Une de mes collègues passe derrière moi pour récupérer mon chargeur de téléphone. Je baisse la fenêtre ouverte à l’écran pour qu’elle ne puisse pas lire indiscrètement mon mail. J’avais envoyé le CV sans trop y croire. Il ne faut pas que je laisse passer cette chance d’autant plus que la patronne s’est rendue au Cap Etérias pour une visite de villa à vendre. C’est maintenant ou jamais.  


Je reçois un message WhatsApp de ma patronne qui me donne des consignes sur des dossiers en cours. 

J’y réponds rapidement, essayant d’être aussi diligente que d’usage. 

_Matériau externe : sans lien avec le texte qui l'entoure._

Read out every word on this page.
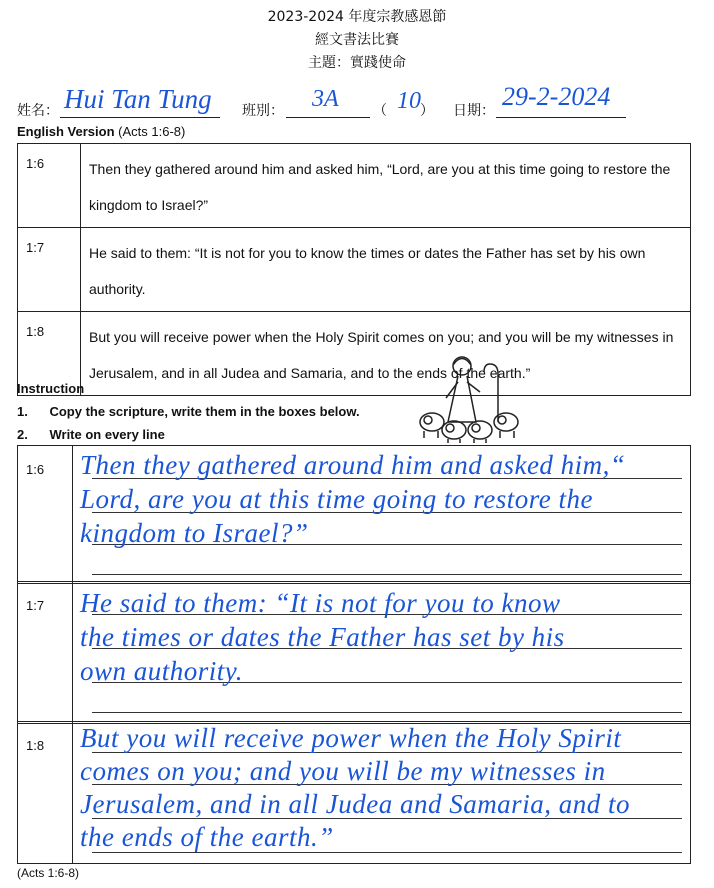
2023-2024 年度宗教感恩節
經文書法比賽
主題：實踐使命
姓名： Hui Tan Tung 班別： 3A （ 10 ） 日期： 29-2-2024
English Version (Acts 1:6-8)
1:6	Then they gathered around him and asked him, “Lord, are you at this time going to restore the kingdom to Israel?”
1:7	He said to them: “It is not for you to know the times or dates the Father has set by his own authority.
1:8	But you will receive power when the Holy Spirit comes on you; and you will be my witnesses in Jerusalem, and in all Judea and Samaria, and to the ends of the earth.”
Instruction
1. Copy the scripture, write them in the boxes below.
2. Write on every line
1:6 Then they gathered around him and asked him,“
Lord, are you at this time going to restore the
kingdom to Israel?”
1:7 He said to them: “It is not for you to know
the times or dates the Father has set by his
own authority.
1:8 But you will receive power when the Holy Spirit
comes on you; and you will be my witnesses in
Jerusalem, and in all Judea and Samaria, and to
the ends of the earth.”
(Acts 1:6-8)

- Peux-tu déjà préparer le planning des trois prochains mois ? Ils vont être cruciaux pour l’exercice de cette année. Il va vraiment falloir qu’on s’accroche pour faire de bons résultats. Je compte sur ta compétence habituelle. 

- D’accord Madame. 


J’ai le cœur qui bat à 100 à l’heure. L’Andrée que je connais n’oserait jamais décevoir sa patronne en tentant d’obtenir mieux ailleurs. Peut-être est-ce l’Andrée qui est moquée par tout le monde qui souhaite se rebeller. Je dois donner une chance à cette Andrée avant qu’elle ne disparaisse.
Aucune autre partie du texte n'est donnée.